First, the “eating right” definition:
- This means 5-7 servings of vegetables (fruit is not included in this) per day, 4 of those servings should be dark green vegetables.
- Eating balanced meals that include protein, good fats (think Omega 3s not Omega 6s) and complex carbs (meaning whole grains and fruits, not simple carbs such as processed foods and sugar).
- Eating smaller meals more frequently to avoid over-eating, or keeping portions small if eating only three times a day so you eat only until you are satisfied, not stuffed or even slightly full.
- Drinking half your body weight in ounces of water. So let’s say you weigh 130 pounds, you should drink 65 ounces of water daily.
- Trying not to eat after the evening meal so you can let your body “fast” for a good 13-16 hours. Studies have found that people who live in countries where they often have to go to bed hungry or on a more empty stomach have better long-term health and tend to live longer. Fasting can be an important key to weight loss and weight maintenance.
Now on to the definition of “being active:”
There are arguments all over the place about what it means to be truly active and how much and what kind of activity you need to age well. So I won’t go into a lot of detail here, except to say that activity that is required to maintain health as you age is not a moderate little walk around the block.

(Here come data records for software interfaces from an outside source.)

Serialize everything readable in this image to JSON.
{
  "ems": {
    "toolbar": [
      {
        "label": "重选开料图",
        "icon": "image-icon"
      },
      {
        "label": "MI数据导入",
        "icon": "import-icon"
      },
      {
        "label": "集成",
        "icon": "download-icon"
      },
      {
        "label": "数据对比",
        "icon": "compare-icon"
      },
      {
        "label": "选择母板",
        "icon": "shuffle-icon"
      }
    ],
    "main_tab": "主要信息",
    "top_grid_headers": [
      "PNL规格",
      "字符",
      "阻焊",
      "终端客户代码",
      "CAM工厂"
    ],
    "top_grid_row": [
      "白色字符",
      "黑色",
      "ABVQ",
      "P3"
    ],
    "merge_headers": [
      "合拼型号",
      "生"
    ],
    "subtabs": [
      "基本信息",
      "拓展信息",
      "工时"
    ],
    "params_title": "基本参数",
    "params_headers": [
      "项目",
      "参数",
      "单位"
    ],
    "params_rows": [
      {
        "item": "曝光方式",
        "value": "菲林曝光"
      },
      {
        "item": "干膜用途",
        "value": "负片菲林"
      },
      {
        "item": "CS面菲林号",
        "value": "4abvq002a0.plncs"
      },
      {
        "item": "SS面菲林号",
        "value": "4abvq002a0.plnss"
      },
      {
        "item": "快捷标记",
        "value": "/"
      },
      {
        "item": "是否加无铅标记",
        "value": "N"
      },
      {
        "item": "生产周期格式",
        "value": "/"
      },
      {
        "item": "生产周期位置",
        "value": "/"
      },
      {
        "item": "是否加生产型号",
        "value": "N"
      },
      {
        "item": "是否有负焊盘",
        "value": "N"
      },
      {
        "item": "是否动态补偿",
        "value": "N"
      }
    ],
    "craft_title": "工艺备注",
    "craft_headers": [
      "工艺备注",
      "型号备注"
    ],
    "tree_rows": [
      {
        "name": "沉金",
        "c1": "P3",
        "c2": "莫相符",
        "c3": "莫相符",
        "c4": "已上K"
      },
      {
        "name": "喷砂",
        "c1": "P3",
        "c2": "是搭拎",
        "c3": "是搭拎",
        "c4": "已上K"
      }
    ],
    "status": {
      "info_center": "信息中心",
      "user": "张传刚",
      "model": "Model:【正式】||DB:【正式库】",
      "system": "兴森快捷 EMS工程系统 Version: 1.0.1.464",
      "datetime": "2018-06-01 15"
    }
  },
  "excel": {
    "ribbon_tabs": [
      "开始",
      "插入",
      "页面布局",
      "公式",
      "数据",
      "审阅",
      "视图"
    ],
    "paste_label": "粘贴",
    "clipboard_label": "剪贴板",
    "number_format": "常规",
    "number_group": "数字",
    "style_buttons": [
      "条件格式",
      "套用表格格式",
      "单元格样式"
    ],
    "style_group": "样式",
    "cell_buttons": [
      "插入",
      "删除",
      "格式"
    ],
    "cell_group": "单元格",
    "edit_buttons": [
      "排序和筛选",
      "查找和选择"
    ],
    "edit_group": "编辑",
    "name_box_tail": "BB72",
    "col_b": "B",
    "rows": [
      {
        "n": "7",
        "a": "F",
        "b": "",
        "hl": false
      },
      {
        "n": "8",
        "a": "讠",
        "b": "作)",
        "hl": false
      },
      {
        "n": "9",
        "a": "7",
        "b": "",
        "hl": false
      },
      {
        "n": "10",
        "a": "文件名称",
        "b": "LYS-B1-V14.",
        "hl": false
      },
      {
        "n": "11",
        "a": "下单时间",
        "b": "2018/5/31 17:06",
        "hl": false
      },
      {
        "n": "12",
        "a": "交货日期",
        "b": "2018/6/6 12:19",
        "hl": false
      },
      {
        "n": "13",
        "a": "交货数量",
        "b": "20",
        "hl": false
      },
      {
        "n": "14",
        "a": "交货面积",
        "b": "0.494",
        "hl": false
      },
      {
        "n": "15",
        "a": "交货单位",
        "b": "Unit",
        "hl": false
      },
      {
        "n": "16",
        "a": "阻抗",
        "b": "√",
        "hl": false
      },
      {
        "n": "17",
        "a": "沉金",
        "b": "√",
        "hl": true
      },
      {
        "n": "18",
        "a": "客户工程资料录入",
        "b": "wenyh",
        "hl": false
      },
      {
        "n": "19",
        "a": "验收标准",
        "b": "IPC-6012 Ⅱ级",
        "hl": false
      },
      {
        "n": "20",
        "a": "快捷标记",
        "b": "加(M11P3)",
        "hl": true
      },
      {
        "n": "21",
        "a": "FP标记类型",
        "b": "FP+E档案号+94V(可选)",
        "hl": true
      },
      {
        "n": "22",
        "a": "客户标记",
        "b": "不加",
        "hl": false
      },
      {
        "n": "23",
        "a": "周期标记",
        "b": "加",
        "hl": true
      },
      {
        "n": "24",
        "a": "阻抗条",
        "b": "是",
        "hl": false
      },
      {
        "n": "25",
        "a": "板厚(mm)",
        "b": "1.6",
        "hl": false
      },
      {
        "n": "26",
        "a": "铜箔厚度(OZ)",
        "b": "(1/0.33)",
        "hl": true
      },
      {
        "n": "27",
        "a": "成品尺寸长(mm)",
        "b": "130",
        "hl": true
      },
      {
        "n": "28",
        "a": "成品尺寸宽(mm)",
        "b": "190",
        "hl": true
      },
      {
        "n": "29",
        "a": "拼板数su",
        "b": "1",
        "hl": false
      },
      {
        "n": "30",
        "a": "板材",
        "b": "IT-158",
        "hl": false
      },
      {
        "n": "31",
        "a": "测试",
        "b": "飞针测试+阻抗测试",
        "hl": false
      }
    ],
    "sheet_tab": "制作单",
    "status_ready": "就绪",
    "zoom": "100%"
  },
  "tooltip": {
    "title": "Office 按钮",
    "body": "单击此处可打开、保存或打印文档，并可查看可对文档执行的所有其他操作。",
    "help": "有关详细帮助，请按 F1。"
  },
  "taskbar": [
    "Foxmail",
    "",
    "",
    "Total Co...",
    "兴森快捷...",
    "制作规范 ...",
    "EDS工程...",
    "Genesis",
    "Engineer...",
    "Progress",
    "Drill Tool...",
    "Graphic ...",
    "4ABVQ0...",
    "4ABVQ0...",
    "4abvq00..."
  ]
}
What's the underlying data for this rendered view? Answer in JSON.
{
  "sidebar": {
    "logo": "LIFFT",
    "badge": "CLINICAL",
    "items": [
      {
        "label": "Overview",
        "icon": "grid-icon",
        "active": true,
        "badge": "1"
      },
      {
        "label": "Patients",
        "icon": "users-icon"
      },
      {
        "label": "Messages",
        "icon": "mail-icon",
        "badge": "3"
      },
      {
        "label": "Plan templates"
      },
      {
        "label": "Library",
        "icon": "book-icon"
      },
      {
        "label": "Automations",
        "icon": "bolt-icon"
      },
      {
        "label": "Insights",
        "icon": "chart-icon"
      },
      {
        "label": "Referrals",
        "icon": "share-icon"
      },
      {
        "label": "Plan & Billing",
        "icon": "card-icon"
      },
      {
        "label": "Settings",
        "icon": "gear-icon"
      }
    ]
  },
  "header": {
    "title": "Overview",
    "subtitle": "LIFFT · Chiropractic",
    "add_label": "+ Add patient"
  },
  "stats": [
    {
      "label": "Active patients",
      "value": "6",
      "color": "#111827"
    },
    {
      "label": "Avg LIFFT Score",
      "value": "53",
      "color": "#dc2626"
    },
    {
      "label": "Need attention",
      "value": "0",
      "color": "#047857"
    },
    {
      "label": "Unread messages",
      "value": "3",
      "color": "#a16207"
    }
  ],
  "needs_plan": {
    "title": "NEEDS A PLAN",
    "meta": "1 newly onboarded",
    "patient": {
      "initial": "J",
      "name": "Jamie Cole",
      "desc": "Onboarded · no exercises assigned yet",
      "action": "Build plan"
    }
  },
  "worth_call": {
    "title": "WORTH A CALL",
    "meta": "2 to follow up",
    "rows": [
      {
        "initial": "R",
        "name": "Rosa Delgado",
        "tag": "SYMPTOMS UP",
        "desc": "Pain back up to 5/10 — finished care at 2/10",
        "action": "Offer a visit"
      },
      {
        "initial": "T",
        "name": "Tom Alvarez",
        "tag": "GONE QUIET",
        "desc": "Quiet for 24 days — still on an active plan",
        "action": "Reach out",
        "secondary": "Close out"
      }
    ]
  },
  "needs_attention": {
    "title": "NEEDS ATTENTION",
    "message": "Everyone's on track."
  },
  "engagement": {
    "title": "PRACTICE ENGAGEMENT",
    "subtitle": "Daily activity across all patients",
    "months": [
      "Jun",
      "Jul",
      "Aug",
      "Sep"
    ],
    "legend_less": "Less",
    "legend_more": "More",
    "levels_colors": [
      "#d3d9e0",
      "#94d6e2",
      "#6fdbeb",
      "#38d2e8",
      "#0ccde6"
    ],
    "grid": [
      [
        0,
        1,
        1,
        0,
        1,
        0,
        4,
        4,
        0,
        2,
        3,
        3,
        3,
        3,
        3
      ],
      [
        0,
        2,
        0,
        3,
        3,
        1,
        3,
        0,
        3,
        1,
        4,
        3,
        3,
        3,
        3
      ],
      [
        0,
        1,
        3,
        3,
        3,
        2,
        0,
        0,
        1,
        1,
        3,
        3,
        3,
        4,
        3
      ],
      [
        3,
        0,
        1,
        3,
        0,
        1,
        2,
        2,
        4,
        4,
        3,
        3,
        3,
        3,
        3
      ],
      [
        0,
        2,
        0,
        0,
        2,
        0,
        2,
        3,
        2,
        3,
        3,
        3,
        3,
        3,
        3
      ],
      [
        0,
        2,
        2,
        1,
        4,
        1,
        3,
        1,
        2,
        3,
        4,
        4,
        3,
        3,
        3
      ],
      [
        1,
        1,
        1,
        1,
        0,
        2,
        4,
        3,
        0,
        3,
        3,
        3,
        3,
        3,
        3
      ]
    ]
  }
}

That level of activity, let’s be honest, is for those who have not stayed cardiovascularly active throughout their life and are trying to get some form of exercise in now that it is becoming really hard to do it. If you wait until your 60s to start being active, it’s going to be a lot harder to get in shape and stay that way, so don’t wait. Do it now, while you have a chance… a chance to do more than take a little walk around the block. While it is possible for people in their 50s and 60s who have never been active in their life to totally transform their life and get into total shape, the amount of time and effort to do it can be staggering! That’s why it’s important to do the work now, when the body can comply more easily.
What helps cells rebuild the mitochondria that naturally die as we age is longer periods of moderate activity, meaning a three mile walk, if you’re just starting out, a five-mile bike ride, a 40-minute aerobics class of some kind. Modify it to work for your level of fitness and work up to longer and harder activities such as running a 5k, biking 20 to 50 miles, hiking that more difficult peak, or swimming those 5 miles. It doesn’t matter, but just get moving so you can build up mitochondria and cardiovascular endurance. Be sure to consult a doctor if you have not ever been active or active for a long time to make sure your heart and lungs can handle more than a little walk around the block.
The second way we need to rethink aging well in terms of physical activity is getting body mechanics in order before you lose muscle, skeletal function, and balance that is almost impossible to correct as you get older. How we move and use muscles in our 30s, 40s, and 50s will determine whether we can even stand up in our 60s, 70s, and 80s. Learn more about the absolute importance of bio-mechanics and how to stabilize and strengthen abdominal and spinal muscles, and how to use the core for balance, strength, and energy. Take a yoga class (they say if you are not doing yoga after age 40 you are just crumpling in on yourself — yoga builds strength, balance, and flexibility), hire a bio-mechanics motion specialist, learn how to retrain parts of your brain that have been using certain muscle groups in your body incorrectly to alleviate pain, injury, and immobility. The more you move and move properly when you are younger, the better chance you have of staying active your ENTIRE life.